计算slab由几个页面组成,同时计算每个slab中有多少对象。

static size_t calculate_slab_order(struct kmem_cache *cachep,

                                    size_t size, size_t align, unsigned long flags)

{

       unsigned long offslab_limit;

       size_t left_over = 0;

       int gfporder;

 

       for (gfporder = 0; gfporder <= KMALLOC_MAX_ORDER; gfporder++) {

                      unsigned int num;

                      size_t remainder;

                      /* 计算slab中对象数 */

                      cache_estimate(gfporder, size, align, flags, &remainder, &num);

                      /* 对象数为0,表示此order下,一个对象都放不下,检查下一order */

                      if (!num)

                                    continue;

 

                      if (flags & CFLGS_OFF_SLAB) {

                                    /*

                                     * Max number of objs-per-slab for caches which

                                     * use off-slab slabs.

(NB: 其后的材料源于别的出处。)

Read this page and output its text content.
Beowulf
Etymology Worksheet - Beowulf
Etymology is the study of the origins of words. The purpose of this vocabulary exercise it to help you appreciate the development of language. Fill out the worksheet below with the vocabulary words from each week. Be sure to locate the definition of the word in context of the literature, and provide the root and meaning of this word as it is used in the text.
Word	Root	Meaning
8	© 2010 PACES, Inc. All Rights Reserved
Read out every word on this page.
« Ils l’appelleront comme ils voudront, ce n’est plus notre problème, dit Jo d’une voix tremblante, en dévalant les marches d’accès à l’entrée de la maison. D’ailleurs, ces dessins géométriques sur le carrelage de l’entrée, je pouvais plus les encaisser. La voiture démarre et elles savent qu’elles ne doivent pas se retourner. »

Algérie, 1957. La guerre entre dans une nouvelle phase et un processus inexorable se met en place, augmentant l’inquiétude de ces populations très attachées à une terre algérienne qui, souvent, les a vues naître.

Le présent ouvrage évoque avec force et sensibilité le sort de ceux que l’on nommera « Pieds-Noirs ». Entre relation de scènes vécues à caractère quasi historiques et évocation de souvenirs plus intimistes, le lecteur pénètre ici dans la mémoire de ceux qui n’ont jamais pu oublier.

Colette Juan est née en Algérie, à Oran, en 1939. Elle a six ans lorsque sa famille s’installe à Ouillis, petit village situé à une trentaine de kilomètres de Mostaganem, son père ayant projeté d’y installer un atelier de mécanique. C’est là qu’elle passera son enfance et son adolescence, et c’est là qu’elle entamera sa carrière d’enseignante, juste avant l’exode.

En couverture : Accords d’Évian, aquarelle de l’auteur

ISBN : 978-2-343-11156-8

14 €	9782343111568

Needed to avoid a possible

                                     * looping condition in cache_grow().

                                     */

/* 创建一个外置式slab时,要相应分配该slab的管理对象,包含struct slab对象和kmem_bufctl_t数组,分配管理对象的流程就是分配普通对象的流程,再来看一下分配对象的流程:

kmem_cache_alloc->__cache_alloc-> __do_cache_alloc-> ____cache_alloc-> cache_alloc_refill-> cache_grow-> alloc_slabmgmt-> kmem_cache_alloc_node-> kmem_cache_alloc

可以看出这里可能存在一个循环,循环的关键在于alloc_slabmgmt函数,当slab管理对象是off-slab方式时,就形成了循环。那么什么时候slab管理对象会采用外置式slab呢?显然当其管理的slab中对象很多,从而kmem_bufctl_t数组很大,致使整个管理对象也很大,此时才会形成循环。故需要对kmem_bufctl_t的数目做限制,下面的算法是很粗略的,既然对象大小为size时,是外置式slab,那么我们假设管理对象的大小也是size,计算出kmem_bufctl_t数组的大小,即此大小的kmem_bufctl_t数组一定会造成管理对象是外置式slab。之所以说粗略,是指数组大小小于这个限制时,也不能确保管理对象一定是内置式slab。但这也不会引发错误,因为还有一个slab_break_gfp_order阀门来控制每个slab所占页面数,通常其值为1,即每个slab最多两个页面,外置式slab存放的都是大于512的大对象,所以slab中不会有太多的大对象,kmem_bufctl_t数组也不会很大,粗略判断一下就足够了。

*/

                                    offslab_limit = size - sizeof(struct slab);

                                    offslab_limit /= sizeof(kmem_bufctl_t);

/* 对象数目大于限制,跳出循环,不再尝试更大的order,避免slab中对象数目过多,此时计算的对象数也是有效的,循环一次没什么 */

                                   if (num > offslab_limit)

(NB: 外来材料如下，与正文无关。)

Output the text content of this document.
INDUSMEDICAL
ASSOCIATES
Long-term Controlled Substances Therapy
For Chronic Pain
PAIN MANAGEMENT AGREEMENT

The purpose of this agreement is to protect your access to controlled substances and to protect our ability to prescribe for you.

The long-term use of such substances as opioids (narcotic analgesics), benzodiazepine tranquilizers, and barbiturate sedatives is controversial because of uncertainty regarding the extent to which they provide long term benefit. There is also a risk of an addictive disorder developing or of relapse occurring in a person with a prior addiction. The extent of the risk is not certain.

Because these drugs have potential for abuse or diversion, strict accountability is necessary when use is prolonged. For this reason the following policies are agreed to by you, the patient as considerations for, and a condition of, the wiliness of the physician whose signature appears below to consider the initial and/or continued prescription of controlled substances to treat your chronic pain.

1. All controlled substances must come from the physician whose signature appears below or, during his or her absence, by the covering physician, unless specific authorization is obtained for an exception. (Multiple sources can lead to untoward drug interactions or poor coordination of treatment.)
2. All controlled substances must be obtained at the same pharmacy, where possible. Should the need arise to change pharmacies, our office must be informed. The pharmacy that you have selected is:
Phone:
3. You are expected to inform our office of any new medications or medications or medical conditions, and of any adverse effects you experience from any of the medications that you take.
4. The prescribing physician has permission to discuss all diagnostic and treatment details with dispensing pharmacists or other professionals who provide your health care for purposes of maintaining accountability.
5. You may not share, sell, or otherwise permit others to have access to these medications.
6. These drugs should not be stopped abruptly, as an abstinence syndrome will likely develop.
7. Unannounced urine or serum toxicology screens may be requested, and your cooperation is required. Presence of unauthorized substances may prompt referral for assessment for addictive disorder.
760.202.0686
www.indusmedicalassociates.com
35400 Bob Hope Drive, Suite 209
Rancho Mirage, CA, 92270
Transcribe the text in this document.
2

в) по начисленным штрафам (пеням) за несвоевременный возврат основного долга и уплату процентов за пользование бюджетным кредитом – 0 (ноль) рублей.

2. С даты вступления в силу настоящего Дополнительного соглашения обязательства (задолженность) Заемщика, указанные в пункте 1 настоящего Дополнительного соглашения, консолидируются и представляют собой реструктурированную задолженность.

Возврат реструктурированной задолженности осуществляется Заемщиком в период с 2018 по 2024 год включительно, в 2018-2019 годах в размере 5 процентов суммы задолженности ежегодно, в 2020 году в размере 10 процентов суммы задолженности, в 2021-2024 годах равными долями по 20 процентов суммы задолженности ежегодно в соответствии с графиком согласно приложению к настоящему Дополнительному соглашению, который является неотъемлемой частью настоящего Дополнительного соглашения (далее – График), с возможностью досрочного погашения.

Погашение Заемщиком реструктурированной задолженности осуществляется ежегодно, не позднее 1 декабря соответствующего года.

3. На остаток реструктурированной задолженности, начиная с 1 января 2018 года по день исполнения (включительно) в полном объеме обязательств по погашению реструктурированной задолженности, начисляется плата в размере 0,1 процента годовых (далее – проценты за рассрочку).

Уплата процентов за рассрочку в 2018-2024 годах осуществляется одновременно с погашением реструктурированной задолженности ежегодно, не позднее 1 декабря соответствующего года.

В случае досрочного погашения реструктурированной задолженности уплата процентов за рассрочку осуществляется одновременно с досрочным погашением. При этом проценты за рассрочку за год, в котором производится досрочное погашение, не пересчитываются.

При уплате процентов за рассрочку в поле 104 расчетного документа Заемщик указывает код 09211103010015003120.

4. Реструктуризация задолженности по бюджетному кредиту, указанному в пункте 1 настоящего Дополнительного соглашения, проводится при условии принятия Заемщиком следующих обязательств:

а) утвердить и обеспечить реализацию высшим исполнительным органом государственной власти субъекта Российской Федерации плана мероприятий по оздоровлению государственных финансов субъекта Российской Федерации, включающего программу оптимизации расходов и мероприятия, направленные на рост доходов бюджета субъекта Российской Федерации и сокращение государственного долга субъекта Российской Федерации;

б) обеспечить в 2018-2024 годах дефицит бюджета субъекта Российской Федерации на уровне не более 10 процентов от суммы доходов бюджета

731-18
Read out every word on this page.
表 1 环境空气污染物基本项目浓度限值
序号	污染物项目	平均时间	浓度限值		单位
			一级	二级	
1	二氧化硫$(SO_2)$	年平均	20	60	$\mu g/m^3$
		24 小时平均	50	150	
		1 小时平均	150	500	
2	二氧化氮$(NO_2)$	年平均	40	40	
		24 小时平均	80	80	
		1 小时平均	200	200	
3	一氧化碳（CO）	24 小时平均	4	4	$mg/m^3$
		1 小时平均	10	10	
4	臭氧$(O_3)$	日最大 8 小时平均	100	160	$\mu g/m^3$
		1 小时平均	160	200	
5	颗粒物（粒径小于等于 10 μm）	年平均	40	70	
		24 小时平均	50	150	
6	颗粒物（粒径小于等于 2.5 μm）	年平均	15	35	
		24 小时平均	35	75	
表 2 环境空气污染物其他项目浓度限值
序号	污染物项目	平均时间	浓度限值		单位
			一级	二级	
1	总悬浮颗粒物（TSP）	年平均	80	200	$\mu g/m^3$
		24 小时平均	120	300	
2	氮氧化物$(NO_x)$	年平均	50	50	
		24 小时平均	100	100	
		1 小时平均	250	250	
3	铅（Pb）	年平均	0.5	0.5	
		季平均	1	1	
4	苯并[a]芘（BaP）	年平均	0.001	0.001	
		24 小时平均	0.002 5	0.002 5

                                                  break;

                      }

 

                      /* Found something acceptable - save it away */

                      /* 每个slab中的对象数 */

                      cachep->num = num;

                      /* slaborder,即由几个页面组成 */

                      cachep->gfporder = gfporder;

                      /* slab中剩余空间(碎片)的大小 */

                      left_over = remainder;

 

                      /*

                       * A VFS-reclaimable slab tends to have most allocations

                       * as GFP_NOFS and we really don't want to have to be allocating

                       * higher-order pages when we are unable to shrink dcache.

                       */

/* SLAB_RECLAIM_ACCOUNT表示此slab所占页面为可回收的,当内核检测是否有足够的页面满足用户态的需求时,此类页面将被计算在内,通过调用kmem_freepages()函数可以释放分配给slab的页框。由于是可回收的,所以不需要做后面的碎片检测了 */

                      if (flags & SLAB_RECLAIM_ACCOUNT)

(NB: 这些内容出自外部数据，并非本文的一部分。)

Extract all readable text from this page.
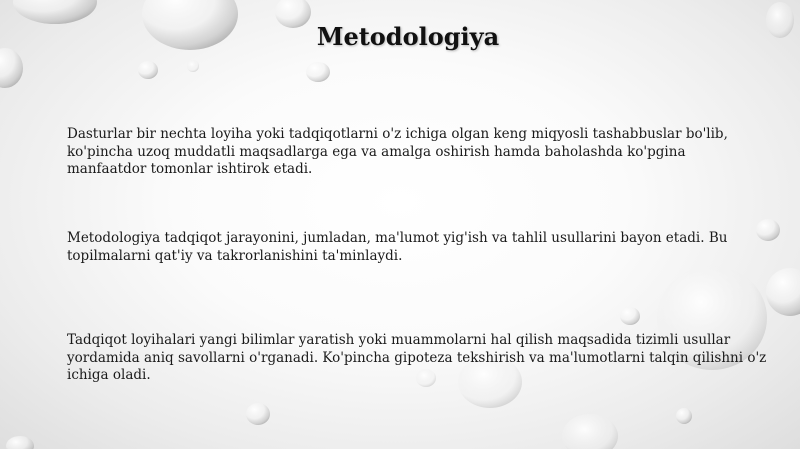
Metodologiya

Dasturlar bir nechta loyiha yoki tadqiqotlarni o'z ichiga olgan keng miqyosli tashabbuslar bo'lib, ko'pincha uzoq muddatli maqsadlarga ega va amalga oshirish hamda baholashda ko'pgina manfaatdor tomonlar ishtirok etadi.

Metodologiya tadqiqot jarayonini, jumladan, ma'lumot yig'ish va tahlil usullarini bayon etadi. Bu topilmalarni qat'iy va takrorlanishini ta'minlaydi.

Tadqiqot loyihalari yangi bilimlar yaratish yoki muammolarni hal qilish maqsadida tizimli usullar yordamida aniq savollarni o'rganadi. Ko'pincha gipoteza tekshirish va ma'lumotlarni talqin qilishni o'z ichiga oladi.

                                    break;

 

                      /*

                       * Large number of objects is good, but very large slabs are

                       * currently bad for the gfp()s.

                       */

/* slab_break_gfp_orderslab所占页面的阀门,超过这个阀门时,无论碎片大小,都不再检测更高的order */

                      if (gfporder >= slab_break_gfp_order)

                                    break;

 

                      /*

                       * Acceptable internal fragmentation?

                       */

/* slab所占页面的大小是碎片大小的8倍以上,页面利用率较高,可以接受这样的order */

                      if (left_over * 8 <= (PAGE_SIZE << gfporder))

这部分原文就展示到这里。